J.A. Dubow manufacturing co 2014 - 2021

busdrivermike

Well-Known Member
There's also the issue of exclusivity boosting appeal. We bigger guys are assumed to be a poor image for anything halfway stylish or youthful, regardless of how well we might wear clothes.
High end workwear stops at 46/40 if it's a US/Euro brand (regardless of where made), and 44/38 if a Far East brand.
It’s has proven at times true , the brand Abercrombie and Fitch has said publicly they will never
Make xl or xxl clothes for larger sized women as they don’t want overweight people wearing their clothes
Most companies won’t publicly state that , it’s rare to have brutal honesty.
I gotta say that I’m not offended as it allows purveyors like 5 star or others like San Diego leather factory
Fill the void , and they both from my experience will give you custom options which is actually for me the
Route I would go anyway, as like my personal custom options, like an interior pocket and maybe a different
Liner.
 

zoomer

Well-Known Member
A & F is the epitome of fickle, trash-fash merchandising. I'm certain the current owners don't choose to represent any image of style or quality to live up to, but just to degrade an old name in a symbolic way - to flaunt the victory of disposable brand culture over the substance of tradition.

Anyone taking cues from A & F had better be in their same throw-away-chic market sector, or else their heads are some ways up their behinds.
 

Bombing IP

Well-Known Member
The Abercrombie and Fitch did a complete turnaround in 1988 when it was bought out ,pre 1988 it was the epitome of exclusivity and high end products for the well heeled .Today its a very different company selling junk and crap a different type of GAP store gone is the wonderful store you could spend all day in and never see it all .Today it makes twice what it paid for the company in a year ,there giving the masses what they want and keeping China Busy at the same time .
 

jdgloverjr

New Member
The Abercrombie and Fitch did a complete turnaround in 1988 when it was bought out ,pre 1988 it was the epitome of exclusivity and high end products for the well heeled .Today its a very different company selling junk and crap a different type of GAP store gone is the wonderful store you could spend all day in and never see it all .Today it makes twice what it paid for the company in a year ,there giving the masses what they want and keeping China Busy at the same time .
I used to enjoy looking at the products from the old A&F, back when they were more of an outfitter type store. Think a high-end Cabelas. I never could afford anything from their product line, but I did enjoy the styling of their clothing. It seemed more traditional mid-century tweeds, etc., if I recall correctly. However, it seems they've hit a downturn, as the local A&F in my shopping mall just now closed up shop one day, with absolutely no notice. Here yesterday, gone today. Good riddance as far as I'm concerned, as the current store was mostly overpriced, hipster junk.
 

Bombing IP

Well-Known Member
There was also a shooting range in the NY store ,I seem to remember an incident with Earnest Hemingway re the range .I will have to research it .

BIP
 

Chandler

Well-Known Member
I wonder who has the old sister brand Von Lengerke & Antoine. They were A & F's Chicago outlet. The Capone mob used to go down to the basement shooting range to try out the latest in heaters. Bob Newhart worked there in the 50s, and has a great story to tell.
I remember going to the A&F Chicago store in the Loop, somewhere in the mid to late '70s. Was that the same store?
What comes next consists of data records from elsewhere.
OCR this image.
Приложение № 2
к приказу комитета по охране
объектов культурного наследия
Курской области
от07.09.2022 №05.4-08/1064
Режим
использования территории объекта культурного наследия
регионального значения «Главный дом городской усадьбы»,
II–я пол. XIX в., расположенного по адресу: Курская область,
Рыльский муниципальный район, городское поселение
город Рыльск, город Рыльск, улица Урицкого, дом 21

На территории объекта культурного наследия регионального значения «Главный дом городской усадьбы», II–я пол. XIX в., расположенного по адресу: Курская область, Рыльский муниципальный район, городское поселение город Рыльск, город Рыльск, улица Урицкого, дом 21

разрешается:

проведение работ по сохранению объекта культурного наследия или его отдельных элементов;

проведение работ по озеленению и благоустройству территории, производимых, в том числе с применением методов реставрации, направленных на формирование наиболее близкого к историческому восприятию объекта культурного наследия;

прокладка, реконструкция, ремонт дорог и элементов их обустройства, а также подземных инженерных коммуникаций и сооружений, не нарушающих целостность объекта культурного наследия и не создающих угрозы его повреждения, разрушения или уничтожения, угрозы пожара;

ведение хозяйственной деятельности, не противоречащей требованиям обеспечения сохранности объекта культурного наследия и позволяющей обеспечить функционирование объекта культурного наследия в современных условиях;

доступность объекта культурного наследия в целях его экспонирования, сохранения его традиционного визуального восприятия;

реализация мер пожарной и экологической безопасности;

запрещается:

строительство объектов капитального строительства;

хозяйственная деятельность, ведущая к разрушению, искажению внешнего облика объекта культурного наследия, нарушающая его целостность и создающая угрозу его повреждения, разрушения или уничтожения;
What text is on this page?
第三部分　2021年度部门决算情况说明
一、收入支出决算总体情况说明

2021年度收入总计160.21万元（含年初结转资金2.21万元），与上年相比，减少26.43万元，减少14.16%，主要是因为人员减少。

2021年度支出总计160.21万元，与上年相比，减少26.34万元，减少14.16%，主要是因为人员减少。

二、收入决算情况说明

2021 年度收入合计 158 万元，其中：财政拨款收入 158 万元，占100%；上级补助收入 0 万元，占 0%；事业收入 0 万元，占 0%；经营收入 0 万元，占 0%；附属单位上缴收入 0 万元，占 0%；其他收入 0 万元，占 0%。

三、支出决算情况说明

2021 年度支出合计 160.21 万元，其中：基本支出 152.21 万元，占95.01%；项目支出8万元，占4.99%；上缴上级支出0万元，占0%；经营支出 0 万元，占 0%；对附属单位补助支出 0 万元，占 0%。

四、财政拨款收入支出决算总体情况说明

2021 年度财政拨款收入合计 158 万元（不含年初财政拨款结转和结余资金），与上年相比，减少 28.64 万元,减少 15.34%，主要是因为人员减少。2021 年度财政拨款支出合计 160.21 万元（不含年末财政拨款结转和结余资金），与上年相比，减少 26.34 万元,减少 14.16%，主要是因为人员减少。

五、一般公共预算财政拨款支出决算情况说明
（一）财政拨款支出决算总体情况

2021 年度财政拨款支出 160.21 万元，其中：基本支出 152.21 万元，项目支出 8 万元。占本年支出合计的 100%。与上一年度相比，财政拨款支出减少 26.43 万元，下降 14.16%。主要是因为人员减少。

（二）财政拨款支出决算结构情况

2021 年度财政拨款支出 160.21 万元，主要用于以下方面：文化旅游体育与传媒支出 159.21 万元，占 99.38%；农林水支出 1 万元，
Surprised my friend and his father didn't mention the range; big outdoors guys. Maybe it was gone by then?
 

zoomer

Well-Known Member
This blog says the VL & A name was phased out in favor of A & F during the '60s. No word about the range.

The blog has some great catalog pages from VL & A, worth checking out.
 

zoomer

Well-Known Member
The Abercrombie and Fitch did a complete turnaround in 1988 when it was bought out ,pre 1988 it was the epitome of exclusivity and high end products for the well heeled .
They were running on hard times since the '70s, having closed their stores.

The 1988 buyout was masterminded by Les (The Limited) Wexner, since notorious for his mentorship of Jeffrey Epstein.